Run parsers and generate hpz files
Affects | Status | Importance | Assigned to | Milestone | |
---|---|---|---|---|---|
Hamlet |
In Progress
|
High
|
WVU Modeling Intelligence Lab |
Bug Description
We now have a fully functioning pipeline but are lacking the data to use with it. Each parser will create a .hpz file that is used as input to the pre-processor. We need to generate these files.
This has already been done for the law dataset (half of it at least). It also needs done for the following datasets.
* STEP
* Text/Html
* Java
A large task for this will be finding the data to run the parsers on.
* STEP - there is a folder on wisp at hamlet/data/STEP. This contains a collection of STEP files we extracted from the nara data. this would be a good starting point. Talk to Greg if you need assistance with this.
* Text/HTML - This i'm not sure about.

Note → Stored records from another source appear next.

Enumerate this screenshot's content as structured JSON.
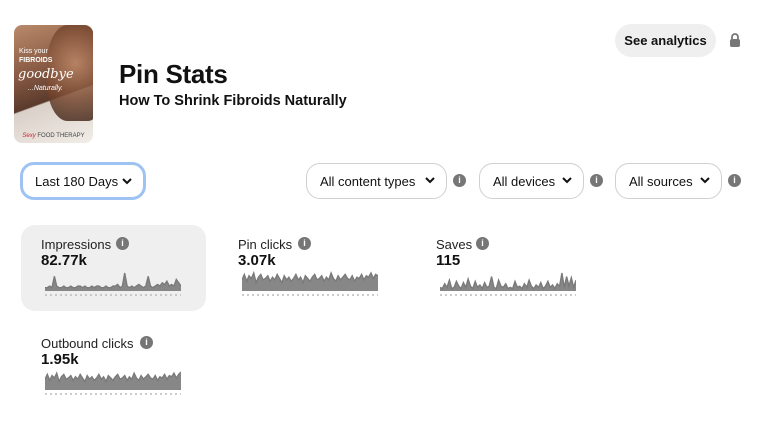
{
  "pin": {
    "thumbnail": {
      "line1": "Kiss your",
      "line2": "FIBROIDS",
      "line3": "goodbye",
      "line4": "...Naturally.",
      "brand_script": "Sexy",
      "brand_rest": "FOOD THERAPY"
    },
    "title": "Pin Stats",
    "subtitle": "How To Shrink Fibroids Naturally"
  },
  "header": {
    "see_analytics_label": "See analytics",
    "lock_icon": "lock-icon"
  },
  "filters": {
    "period": "Last 180 Days",
    "content_types": "All content types",
    "devices": "All devices",
    "sources": "All sources",
    "info_icon_glyph": "i"
  },
  "stats": [
    {
      "label": "Impressions",
      "value": "82.77k",
      "active": true,
      "trend": [
        2,
        2,
        3,
        2,
        9,
        3,
        2,
        2,
        3,
        2,
        2,
        3,
        2,
        2,
        3,
        3,
        2,
        3,
        2,
        2,
        3,
        2,
        3,
        3,
        2,
        2,
        3,
        2,
        2,
        3,
        3,
        4,
        2,
        3,
        11,
        3,
        2,
        3,
        2,
        3,
        4,
        3,
        2,
        3,
        9,
        3,
        2,
        3,
        4,
        3,
        5,
        4,
        6,
        3,
        4,
        3,
        7,
        5,
        3
      ]
    },
    {
      "label": "Pin clicks",
      "value": "3.07k",
      "active": false,
      "trend": [
        8,
        12,
        7,
        11,
        9,
        13,
        6,
        10,
        12,
        8,
        9,
        11,
        7,
        10,
        8,
        12,
        9,
        6,
        11,
        8,
        10,
        7,
        9,
        12,
        8,
        10,
        6,
        11,
        9,
        7,
        10,
        12,
        8,
        9,
        11,
        7,
        10,
        8,
        13,
        9,
        7,
        11,
        8,
        10,
        12,
        9,
        8,
        11,
        7,
        10,
        9,
        12,
        8,
        11,
        10,
        13,
        9,
        12,
        11
      ]
    },
    {
      "label": "Saves",
      "value": "115",
      "active": false,
      "trend": [
        3,
        2,
        6,
        3,
        9,
        2,
        3,
        8,
        4,
        2,
        7,
        3,
        10,
        4,
        2,
        8,
        3,
        5,
        2,
        7,
        3,
        4,
        12,
        3,
        2,
        9,
        4,
        3,
        6,
        2,
        3,
        2,
        8,
        3,
        4,
        2,
        6,
        3,
        9,
        4,
        2,
        5,
        3,
        7,
        2,
        4,
        8,
        3,
        5,
        2,
        6,
        4,
        15,
        3,
        12,
        4,
        11,
        3,
        9
      ]
    },
    {
      "label": "Outbound clicks",
      "value": "1.95k",
      "active": false,
      "trend": [
        9,
        13,
        8,
        12,
        10,
        14,
        7,
        11,
        13,
        9,
        10,
        12,
        8,
        11,
        9,
        13,
        10,
        7,
        12,
        9,
        11,
        8,
        10,
        13,
        9,
        11,
        7,
        12,
        10,
        8,
        11,
        13,
        9,
        10,
        12,
        8,
        11,
        9,
        14,
        10,
        8,
        12,
        9,
        11,
        13,
        10,
        9,
        12,
        8,
        11,
        10,
        13,
        9,
        12,
        11,
        14,
        10,
        13,
        15
      ]
    }
  ],
  "colors": {
    "accent_focus": "#9ec3f2",
    "card_active_bg": "#efefef",
    "sparkline": "#7a7a7a",
    "info_icon": "#767676"
  }
}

Should we use the data from the nara folks? Talk to adam and see what he has to say since he wrote this.
* Java - This is your cup of tea. The good thing about this parser is that it has a wide variety of possible datasets to be run on. I recommend you start with weka. Try to build an hpz file for at least 3 different large open source projects.
I'm going to ask that Adam and Greg comment on this bug with instructions/
Changed in hamlet: | |
assignee: | nobody → mhull1 |
About the only thing I can think to add about the step parser is that you might need to change the hard-coded directory in it to match where you store the step files. Just give me a shout if you need any help.